Listening to some of his young backers this week, it became ever clearer that they are not supporting him because, having made a calm assessment of the four candidates, they believe he has the best chance of returning Labour to power. On the contrary, that has nothing to do with it. This week’s YouGov poll of Labour supporters – and we should remember our post 7 May vow never to listen to another poll again – found that, among those backing the Islington MP, only 10% thought it was important that the party leader “understands what it takes to win an election” (the figure was 63% among supporters of Liz Kendall).

What’s needed instead, one enthusiast for Corbyn told me, is “someone who can articulate what you feel”. The key is “to have someone who represents what you believe in. Why does it matter whether other people believe it or not?”
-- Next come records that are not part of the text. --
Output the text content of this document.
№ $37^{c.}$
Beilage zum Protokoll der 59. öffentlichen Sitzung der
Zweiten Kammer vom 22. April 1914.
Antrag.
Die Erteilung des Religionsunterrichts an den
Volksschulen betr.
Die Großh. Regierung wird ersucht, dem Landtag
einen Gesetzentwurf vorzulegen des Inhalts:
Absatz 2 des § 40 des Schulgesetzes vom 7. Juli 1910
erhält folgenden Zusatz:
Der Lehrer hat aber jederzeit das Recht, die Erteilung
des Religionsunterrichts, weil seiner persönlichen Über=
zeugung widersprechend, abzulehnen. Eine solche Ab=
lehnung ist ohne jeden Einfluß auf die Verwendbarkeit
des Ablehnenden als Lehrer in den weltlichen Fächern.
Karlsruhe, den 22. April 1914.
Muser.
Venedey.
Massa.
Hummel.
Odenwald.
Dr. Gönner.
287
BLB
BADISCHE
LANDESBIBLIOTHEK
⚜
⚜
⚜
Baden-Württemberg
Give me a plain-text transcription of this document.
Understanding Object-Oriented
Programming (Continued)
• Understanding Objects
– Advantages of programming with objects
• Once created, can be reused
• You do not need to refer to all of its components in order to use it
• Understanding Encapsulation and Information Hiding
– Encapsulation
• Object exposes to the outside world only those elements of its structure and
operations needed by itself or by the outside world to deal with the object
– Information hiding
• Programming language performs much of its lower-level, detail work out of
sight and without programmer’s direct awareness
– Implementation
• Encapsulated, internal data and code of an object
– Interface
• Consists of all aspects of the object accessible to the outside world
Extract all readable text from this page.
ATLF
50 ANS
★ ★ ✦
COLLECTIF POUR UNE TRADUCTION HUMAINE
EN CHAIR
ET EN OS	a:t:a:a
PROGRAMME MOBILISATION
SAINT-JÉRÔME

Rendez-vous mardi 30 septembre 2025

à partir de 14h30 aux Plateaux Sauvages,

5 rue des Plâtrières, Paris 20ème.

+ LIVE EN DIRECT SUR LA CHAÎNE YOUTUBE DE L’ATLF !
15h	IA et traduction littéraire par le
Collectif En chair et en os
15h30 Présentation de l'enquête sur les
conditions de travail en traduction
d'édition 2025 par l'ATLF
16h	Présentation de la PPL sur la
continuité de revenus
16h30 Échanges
I suspect that gets to the nub of it. For a lot of those taking part, choosing a party leader is not about assembling a governing majority, winning power or even making a change in society. It is about identity. It is about being true to yourself. In this sense, joining the Corbyn tribe becomes something non-negotiable, or at least impregnable to routine political arguments about electability, popular appeal and the like.

Which rather prompts the question: if winning elections isn’t a significant part of what a political party is about, what’s the point of it? How is a political party different in its purpose from a residents’ association, a pressure group, a trade union or a trade body – all of which have viewpoints to champion and people to defend – if it is not also about winning elections?

To take that question from a Corbyn supporter: “why does it matter whether other people believe it or not?” The answer is: because if other people don’t believe it too, you won’t get their votes and you won’t get the power that comes with that to change people’s lives. What’s more, that power will still be there and will still be wielded – but by those who believe something else.